Geochemical evaluation of soils and groundwater affected by infiltrating effluent from evaporation ponds of a heavy mineral processing facility, West Coast, South Africa

Abstract

At a heavy mineral separation plant situated in the West Coast of South Africa, process waters, with a low pH and high SO42− and trace element contents, are neutralized and disposed of in evaporation ponds. Because of the permeability of the ponds, the waste water infiltrates soils and groundwater and poses a serious threat to the ecosystem. This study assesses the mobility of process water-derived major and trace elements in the surrounding soils and their evolution in the adjacent aquifer, using a combination of geochemical modeling and multivariate analyses. Although the samples collected around the ponds had high concentrations of SO42− and a suite of trace elements compared to the control samples, liquid–solid partitioning coefficients suggested that Se, As, Cu and Zn were the most mobile elements in the soils. The strong negative values of the first principal component (PC), that explains 62% of the variance, were attributed to the dilution effects of the pond effluent entering the aquifer, whereas those of the second and third PCs may be due to the geochemical evolution of the elements under oxidizing conditions.
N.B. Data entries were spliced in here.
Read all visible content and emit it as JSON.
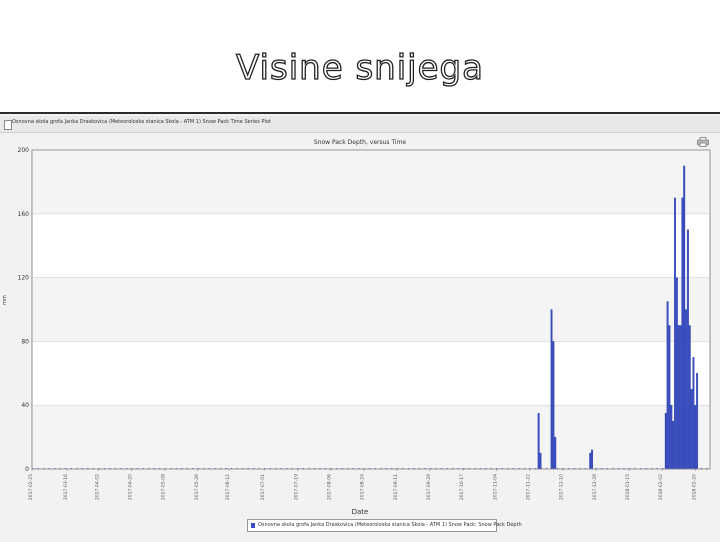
{
  "slide": {
    "title": "Visine snijega"
  },
  "window": {
    "title": "Osnovna skola grofa Janka Draskovica (Meteoroloska stanica Skola - ATM 1) Snow Pack Time Series Plot"
  },
  "colors": {
    "bar": "#3a4fc7",
    "grid": "#dcdcdc",
    "band": "#f4f4f4"
  },
  "icons": {
    "print": "print-icon",
    "window": "document-icon"
  },
  "chart_data": {
    "type": "bar",
    "title": "Snow Pack Depth, versus Time",
    "xlabel": "Date",
    "ylabel": "mm",
    "ylim": [
      0,
      200
    ],
    "yticks": [
      0,
      40,
      80,
      120,
      160,
      200
    ],
    "grid": true,
    "legend_position": "bottom-center",
    "xlim": [
      "2017-02-25",
      "2018-02-28"
    ],
    "xtick_labels": [
      "2017-02-25",
      "2017-03-16",
      "2017-04-02",
      "2017-04-20",
      "2017-05-08",
      "2017-05-26",
      "2017-06-12",
      "2017-07-01",
      "2017-07-19",
      "2017-08-06",
      "2017-08-24",
      "2017-09-11",
      "2017-09-29",
      "2017-10-17",
      "2017-11-04",
      "2017-11-22",
      "2017-12-10",
      "2017-12-28",
      "2018-01-15",
      "2018-02-02",
      "2018-02-20"
    ],
    "series": [
      {
        "name": "Osnovna skola grofa Janka Draskovica (Meteoroloska stanica Skola - ATM 1) Snow Pack: Snow Pack Depth",
        "x": [
          "2017-11-27",
          "2017-11-28",
          "2017-12-04",
          "2017-12-05",
          "2017-12-06",
          "2017-12-25",
          "2017-12-26",
          "2018-02-04",
          "2018-02-05",
          "2018-02-06",
          "2018-02-07",
          "2018-02-08",
          "2018-02-09",
          "2018-02-10",
          "2018-02-11",
          "2018-02-12",
          "2018-02-13",
          "2018-02-14",
          "2018-02-15",
          "2018-02-16",
          "2018-02-17",
          "2018-02-18",
          "2018-02-19",
          "2018-02-20",
          "2018-02-21"
        ],
        "values": [
          35,
          10,
          100,
          80,
          20,
          10,
          12,
          35,
          105,
          90,
          40,
          30,
          170,
          120,
          90,
          90,
          170,
          190,
          100,
          150,
          90,
          50,
          70,
          40,
          60
        ]
      }
    ]
  }
}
The association between Na+, Cl− and SO42− on the principal component score plot identified the ponds as a common source of these elements. However, the closeness of Na/Cl ratios of the groundwater to those of seawater and process waters suggested that Na+ and Cl− had pond and marine origins, whereas SO42− was primarily derived from the mineral processing facilities. The plot of factor loadings grouped the samples according to the similarities in their elemental compositions and their proximity to the ponds. The low Na/Cl of the groundwater relative to the waste water was attributed to base-exchange reactions. Surface complexation modeling identified ferrihydrite as the main sink for dissolved Cu and, to a lesser extent, Zn and Ni in the aquifer. Although precipitating carbonate species seemed to reduce dissolved Th concentrations in the aquifer, U species were likely to remain in solution by carbonate complexes. This study demonstrated that the process waters are likely to contaminate distant water systems and enter food web.